The Corner

That Post-Partisan President

In Corner posts yesterday, I talked about Obama’s latest insult of Republicans — we do what we’re told, while Democrats think for themselves — and asked whether George W. Bush had ever so insulted Democrats. A reader sent me an excerpt from David Frum’s excellent book The Right Man, an account of Bush in the first year of his presidency:

Bush would not criticize individual Democratic officeholders by name. He would not criticize the Democratic Party in general. In the late fall of 2001, when Bush’s approval rating stood above 70 percent and Senate Majority Leader Tom Daschle was bottling up his economic agenda, the education bill, trade promotion authority, and even the increase in the debt ceiling necessary to finance the war in Afghanistan and the reconstruction of New York, Bush still squeezed his lips tight. He once reluctantly agreed to test FDR’s old dodge and condemn the “Democratic leadership” in one of his Saturday morning radio addresses, but he almost immediately regretted this act of blatant politicking. Thereafter, he reverted to a blander phrase: “the leadership in the Senate” — with no mention of party labels at all.
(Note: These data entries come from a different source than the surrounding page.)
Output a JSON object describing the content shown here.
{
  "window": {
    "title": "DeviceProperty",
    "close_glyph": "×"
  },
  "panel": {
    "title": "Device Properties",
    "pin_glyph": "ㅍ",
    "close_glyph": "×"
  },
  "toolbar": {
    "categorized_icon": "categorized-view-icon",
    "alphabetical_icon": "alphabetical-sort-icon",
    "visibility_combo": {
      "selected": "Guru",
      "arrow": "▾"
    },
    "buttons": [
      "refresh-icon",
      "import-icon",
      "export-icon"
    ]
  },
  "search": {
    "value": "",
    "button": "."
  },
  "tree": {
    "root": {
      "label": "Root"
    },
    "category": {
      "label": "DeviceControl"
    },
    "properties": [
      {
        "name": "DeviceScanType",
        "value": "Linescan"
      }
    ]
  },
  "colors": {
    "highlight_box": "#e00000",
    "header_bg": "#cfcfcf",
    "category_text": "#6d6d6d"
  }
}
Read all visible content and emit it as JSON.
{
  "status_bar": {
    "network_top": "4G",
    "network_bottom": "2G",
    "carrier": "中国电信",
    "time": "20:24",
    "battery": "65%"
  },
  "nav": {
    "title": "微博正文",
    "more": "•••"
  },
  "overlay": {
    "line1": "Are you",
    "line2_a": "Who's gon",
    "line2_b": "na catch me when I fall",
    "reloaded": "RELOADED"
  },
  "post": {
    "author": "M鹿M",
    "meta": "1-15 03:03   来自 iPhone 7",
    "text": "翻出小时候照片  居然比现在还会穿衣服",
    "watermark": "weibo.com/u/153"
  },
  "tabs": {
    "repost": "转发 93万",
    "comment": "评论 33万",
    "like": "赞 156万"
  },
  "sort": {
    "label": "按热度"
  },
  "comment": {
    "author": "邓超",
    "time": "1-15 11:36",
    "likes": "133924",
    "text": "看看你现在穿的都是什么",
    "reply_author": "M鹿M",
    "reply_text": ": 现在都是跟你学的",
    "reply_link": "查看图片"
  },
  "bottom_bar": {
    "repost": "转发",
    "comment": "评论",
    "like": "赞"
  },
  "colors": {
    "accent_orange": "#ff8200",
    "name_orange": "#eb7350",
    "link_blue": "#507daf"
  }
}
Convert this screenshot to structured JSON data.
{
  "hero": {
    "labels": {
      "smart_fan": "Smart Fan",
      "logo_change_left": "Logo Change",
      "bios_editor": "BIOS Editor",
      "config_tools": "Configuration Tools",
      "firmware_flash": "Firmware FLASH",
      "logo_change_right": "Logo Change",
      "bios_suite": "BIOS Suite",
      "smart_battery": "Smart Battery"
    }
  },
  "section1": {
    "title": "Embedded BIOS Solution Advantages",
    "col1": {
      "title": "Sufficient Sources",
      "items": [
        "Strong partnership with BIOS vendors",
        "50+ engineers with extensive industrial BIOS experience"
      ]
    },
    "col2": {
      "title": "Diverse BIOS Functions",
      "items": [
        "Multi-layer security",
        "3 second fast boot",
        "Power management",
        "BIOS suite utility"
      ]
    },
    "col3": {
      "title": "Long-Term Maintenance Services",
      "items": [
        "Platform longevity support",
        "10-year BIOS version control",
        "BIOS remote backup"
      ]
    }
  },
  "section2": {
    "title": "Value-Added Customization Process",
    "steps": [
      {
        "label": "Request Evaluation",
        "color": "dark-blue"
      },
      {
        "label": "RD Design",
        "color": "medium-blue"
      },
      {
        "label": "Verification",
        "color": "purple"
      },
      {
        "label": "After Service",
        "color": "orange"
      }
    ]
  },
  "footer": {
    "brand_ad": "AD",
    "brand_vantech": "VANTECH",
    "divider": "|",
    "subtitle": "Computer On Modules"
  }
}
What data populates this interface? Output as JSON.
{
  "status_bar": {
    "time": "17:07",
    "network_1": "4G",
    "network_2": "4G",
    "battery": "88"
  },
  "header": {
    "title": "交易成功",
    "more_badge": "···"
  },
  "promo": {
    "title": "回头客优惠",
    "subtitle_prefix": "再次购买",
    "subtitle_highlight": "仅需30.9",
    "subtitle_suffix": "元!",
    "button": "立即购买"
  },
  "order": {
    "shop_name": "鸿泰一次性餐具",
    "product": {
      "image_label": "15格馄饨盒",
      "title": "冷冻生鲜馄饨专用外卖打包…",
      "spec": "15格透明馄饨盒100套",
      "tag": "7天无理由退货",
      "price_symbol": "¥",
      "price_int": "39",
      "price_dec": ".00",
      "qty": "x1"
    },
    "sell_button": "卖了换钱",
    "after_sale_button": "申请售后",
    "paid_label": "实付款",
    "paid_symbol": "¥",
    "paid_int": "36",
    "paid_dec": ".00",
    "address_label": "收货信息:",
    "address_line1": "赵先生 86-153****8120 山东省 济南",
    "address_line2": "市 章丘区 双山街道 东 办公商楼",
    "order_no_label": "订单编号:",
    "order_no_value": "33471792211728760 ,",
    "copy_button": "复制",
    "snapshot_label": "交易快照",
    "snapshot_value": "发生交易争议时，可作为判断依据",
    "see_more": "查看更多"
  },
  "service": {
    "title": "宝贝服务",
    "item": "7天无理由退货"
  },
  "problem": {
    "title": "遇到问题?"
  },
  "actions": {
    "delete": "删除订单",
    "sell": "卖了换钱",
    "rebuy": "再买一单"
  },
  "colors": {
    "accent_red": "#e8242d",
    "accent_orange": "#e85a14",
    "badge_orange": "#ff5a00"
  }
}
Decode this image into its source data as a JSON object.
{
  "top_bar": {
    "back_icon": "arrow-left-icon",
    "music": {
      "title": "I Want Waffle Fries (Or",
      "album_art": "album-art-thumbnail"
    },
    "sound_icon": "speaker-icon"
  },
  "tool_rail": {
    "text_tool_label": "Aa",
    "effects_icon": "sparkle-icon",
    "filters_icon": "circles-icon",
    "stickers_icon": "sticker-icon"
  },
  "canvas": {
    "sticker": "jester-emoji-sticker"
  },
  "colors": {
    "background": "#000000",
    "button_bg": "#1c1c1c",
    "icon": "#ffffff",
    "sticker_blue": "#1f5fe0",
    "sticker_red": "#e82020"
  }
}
I think of Obama’s knocking of Bush on foreign soil — and to a group of students! (That was in Turkey.) I think of his laughing at a death-to-Rush joke. I think of this latest jibe against Republicans, delivered at his New York fundraiser. And I think of the famous putdown by JFK of Richard Nixon, a putdown so cherished by Democrats: “No class.”

Maybe Obama will get better — and remember that, “post-partisanship” aside, he is president of all.